Rude, sombre, mais aussi touchant et drôle par moments, ce livre, par son écriture précise – aucun mot ne semble de trop – semble imprégné d’une inquiétude. On interroge Adeline Dieudonné, elle confirme. ” Plus on avance, moins j’y crois. L’actualité ne laisse pas énormément d’espace à l’optimisme. L’avenir du vivant sur la planète semble tellement compromis. ” Mère de deux enfants, elle s’en veut presque de les avoir mis au monde, nous avoue-t-elle. C’est pourquoi elle écrit des horreurs pour les pousser aux frontières du réel.
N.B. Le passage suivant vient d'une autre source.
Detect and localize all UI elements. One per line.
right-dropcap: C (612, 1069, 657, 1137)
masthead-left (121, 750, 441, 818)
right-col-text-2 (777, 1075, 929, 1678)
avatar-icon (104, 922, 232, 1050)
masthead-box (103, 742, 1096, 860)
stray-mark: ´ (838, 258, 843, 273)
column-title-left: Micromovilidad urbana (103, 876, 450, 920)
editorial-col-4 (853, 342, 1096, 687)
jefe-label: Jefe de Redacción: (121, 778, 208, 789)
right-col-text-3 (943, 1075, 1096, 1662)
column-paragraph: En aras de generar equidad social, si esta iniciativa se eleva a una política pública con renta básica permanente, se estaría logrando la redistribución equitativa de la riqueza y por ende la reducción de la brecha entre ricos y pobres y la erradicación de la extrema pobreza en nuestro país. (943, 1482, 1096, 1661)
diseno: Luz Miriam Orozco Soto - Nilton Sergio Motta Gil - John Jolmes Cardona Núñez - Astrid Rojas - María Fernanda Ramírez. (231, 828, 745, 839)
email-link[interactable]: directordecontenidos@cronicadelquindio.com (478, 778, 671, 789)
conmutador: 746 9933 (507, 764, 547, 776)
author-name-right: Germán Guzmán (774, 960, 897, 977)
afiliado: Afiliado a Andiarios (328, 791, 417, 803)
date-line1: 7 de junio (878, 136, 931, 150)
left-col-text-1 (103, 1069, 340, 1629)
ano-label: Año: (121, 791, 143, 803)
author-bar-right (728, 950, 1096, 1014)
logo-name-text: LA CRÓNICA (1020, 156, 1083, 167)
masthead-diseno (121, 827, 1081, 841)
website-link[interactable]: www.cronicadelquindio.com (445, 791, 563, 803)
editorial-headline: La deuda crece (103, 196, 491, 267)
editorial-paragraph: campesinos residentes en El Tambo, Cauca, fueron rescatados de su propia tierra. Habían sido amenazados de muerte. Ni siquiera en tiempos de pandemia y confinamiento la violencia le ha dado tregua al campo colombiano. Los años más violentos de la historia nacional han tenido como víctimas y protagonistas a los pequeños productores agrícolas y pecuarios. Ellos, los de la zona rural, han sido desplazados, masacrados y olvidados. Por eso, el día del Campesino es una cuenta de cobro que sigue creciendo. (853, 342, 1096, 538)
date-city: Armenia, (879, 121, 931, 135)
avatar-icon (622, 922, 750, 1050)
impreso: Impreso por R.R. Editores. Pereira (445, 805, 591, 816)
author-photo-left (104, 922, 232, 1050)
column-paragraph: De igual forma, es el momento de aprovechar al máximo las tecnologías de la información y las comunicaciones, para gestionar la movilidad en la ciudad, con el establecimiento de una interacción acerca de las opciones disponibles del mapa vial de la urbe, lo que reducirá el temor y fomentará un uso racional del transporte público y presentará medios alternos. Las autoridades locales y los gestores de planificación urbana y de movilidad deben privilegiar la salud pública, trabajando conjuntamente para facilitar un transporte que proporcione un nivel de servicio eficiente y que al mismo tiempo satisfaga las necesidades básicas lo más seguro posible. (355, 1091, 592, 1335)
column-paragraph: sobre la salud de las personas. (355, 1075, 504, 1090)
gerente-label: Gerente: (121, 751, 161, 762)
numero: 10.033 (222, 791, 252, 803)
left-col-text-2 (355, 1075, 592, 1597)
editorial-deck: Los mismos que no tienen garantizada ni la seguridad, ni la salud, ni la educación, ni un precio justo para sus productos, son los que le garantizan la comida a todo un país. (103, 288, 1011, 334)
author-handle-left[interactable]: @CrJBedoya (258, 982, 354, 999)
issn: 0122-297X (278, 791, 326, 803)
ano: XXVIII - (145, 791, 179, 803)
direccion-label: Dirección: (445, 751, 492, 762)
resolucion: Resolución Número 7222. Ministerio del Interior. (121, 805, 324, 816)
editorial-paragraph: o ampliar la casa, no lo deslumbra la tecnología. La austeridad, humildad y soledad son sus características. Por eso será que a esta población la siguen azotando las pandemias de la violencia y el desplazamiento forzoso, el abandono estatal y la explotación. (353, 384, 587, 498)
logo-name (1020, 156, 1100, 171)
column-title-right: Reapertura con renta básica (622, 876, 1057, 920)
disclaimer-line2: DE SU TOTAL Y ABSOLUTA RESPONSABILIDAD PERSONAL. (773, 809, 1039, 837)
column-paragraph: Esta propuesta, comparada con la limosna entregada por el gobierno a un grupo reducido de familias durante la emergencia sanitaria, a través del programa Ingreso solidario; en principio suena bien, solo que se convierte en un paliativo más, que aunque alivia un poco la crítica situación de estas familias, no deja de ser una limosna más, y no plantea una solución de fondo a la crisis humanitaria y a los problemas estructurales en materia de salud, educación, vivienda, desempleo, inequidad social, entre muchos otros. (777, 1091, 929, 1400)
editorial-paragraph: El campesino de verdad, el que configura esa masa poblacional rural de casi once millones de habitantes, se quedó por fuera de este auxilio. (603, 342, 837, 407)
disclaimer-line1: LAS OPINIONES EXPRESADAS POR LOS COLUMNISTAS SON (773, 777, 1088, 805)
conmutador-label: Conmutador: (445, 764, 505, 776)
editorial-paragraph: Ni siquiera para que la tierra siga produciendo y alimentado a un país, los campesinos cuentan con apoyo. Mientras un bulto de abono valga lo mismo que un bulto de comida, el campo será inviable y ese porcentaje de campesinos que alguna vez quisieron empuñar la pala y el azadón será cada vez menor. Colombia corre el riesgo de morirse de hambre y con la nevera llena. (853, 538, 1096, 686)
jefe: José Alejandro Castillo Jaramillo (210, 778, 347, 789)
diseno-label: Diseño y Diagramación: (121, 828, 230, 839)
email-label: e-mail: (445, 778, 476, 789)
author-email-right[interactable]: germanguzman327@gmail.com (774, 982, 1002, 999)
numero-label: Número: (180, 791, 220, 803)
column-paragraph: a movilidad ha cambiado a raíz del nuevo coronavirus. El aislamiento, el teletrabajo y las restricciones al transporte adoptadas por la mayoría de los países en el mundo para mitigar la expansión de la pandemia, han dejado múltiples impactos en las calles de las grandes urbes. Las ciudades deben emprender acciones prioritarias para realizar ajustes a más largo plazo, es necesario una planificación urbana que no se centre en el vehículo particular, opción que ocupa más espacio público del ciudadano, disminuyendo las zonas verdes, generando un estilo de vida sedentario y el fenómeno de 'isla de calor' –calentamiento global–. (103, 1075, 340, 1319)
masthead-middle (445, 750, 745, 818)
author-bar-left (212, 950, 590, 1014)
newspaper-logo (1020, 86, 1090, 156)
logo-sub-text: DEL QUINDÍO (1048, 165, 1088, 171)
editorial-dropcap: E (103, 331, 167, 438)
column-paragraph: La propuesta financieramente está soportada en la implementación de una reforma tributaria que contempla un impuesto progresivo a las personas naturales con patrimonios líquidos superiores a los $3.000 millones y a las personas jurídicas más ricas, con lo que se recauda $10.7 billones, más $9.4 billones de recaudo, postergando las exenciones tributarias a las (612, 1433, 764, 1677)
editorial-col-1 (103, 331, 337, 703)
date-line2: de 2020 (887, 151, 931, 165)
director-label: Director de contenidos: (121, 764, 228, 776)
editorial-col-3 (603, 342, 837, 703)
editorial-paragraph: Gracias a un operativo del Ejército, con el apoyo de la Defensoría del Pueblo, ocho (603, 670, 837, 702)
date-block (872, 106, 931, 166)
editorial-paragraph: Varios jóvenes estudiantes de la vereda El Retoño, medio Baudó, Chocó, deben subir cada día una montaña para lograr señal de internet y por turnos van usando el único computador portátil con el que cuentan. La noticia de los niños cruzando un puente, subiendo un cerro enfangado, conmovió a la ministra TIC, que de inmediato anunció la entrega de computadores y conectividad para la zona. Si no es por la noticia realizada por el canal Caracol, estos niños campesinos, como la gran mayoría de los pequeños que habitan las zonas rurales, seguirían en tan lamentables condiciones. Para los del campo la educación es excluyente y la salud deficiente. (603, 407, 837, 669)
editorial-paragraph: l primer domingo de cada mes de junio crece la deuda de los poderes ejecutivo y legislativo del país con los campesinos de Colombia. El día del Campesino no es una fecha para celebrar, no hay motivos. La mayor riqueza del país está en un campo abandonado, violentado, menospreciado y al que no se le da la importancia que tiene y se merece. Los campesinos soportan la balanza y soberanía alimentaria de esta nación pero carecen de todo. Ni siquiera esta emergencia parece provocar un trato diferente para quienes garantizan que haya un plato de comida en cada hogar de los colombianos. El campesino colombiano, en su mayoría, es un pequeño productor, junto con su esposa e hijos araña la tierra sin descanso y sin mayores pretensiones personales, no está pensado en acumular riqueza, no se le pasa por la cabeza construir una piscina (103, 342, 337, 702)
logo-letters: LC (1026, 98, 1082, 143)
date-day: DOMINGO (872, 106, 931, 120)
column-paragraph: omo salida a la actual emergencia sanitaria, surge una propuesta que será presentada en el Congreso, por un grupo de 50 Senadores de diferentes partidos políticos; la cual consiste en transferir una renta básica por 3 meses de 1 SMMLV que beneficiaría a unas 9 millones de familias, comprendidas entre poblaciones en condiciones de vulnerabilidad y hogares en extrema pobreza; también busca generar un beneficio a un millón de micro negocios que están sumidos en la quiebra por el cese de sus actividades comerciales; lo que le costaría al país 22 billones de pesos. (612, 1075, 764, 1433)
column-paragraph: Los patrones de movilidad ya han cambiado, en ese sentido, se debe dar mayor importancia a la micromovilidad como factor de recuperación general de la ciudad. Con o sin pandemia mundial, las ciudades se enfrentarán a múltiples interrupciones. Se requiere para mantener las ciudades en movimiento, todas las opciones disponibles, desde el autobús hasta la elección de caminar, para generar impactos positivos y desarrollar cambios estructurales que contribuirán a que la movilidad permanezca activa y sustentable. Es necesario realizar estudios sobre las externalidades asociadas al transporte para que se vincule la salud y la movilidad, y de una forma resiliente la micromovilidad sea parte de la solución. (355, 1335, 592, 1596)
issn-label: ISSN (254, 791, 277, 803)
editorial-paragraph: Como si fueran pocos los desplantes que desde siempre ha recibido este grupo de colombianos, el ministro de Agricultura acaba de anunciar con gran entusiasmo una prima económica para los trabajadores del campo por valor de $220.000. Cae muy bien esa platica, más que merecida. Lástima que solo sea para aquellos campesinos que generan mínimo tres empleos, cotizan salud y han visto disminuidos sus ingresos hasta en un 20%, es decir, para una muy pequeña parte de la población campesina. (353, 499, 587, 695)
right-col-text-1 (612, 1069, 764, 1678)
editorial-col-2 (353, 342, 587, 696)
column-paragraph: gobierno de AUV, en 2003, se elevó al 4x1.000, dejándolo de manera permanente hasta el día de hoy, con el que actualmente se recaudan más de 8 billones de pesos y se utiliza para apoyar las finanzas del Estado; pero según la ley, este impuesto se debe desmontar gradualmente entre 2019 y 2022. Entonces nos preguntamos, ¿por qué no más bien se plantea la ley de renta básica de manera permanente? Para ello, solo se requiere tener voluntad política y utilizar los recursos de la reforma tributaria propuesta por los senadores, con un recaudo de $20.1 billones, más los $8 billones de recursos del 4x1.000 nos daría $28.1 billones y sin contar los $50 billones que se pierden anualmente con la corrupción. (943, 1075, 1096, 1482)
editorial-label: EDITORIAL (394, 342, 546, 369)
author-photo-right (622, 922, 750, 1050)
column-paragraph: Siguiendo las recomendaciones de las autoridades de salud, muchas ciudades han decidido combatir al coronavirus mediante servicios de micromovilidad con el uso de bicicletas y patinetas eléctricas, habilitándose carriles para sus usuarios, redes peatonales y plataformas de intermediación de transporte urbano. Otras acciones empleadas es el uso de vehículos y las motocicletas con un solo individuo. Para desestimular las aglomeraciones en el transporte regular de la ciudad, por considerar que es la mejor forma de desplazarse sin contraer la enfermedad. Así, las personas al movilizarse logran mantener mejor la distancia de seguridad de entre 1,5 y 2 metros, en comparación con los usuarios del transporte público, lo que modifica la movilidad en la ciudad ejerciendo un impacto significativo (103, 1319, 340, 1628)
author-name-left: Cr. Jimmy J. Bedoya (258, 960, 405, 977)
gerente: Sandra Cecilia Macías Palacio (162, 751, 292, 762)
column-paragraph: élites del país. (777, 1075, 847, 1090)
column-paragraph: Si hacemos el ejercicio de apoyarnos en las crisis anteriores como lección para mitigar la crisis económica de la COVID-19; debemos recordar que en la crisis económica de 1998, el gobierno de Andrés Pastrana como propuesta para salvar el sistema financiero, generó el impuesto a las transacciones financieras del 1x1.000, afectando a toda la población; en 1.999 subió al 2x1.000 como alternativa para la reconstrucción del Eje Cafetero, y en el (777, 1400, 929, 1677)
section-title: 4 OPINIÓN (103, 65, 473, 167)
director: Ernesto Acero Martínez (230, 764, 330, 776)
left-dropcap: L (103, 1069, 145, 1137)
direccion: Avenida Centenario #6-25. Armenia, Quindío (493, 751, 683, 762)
C’est là tout le romanesque de La vraie vie. ” Les histoires servent à mettre dedans tout ce qui nous fait peur, comme ça on est sûr que ça n’arrive pas dans la vraie vie “, nous affirme d’ailleurs son personnage. Comédienne, notre auteure porte les mêmes angoisses environnementales, économiques et sociales sur scène dans son spectacle Bonobo Moussaka. Qu’elle se rassure toutefois sur ses talents d’écrivain. A l’aise dans la nouvelle, “un jogging agréable “, Adeline Dieudonné passe au marathon du roman avec une aisance déconcertante. Ses pages figurent certainement parmi les plus vivifiantes de cette rentrée littéraire.

Adeline Dieudonné, ” La vraie vie “, éditions L’Iconoclaste, 270 pages, 17 euros.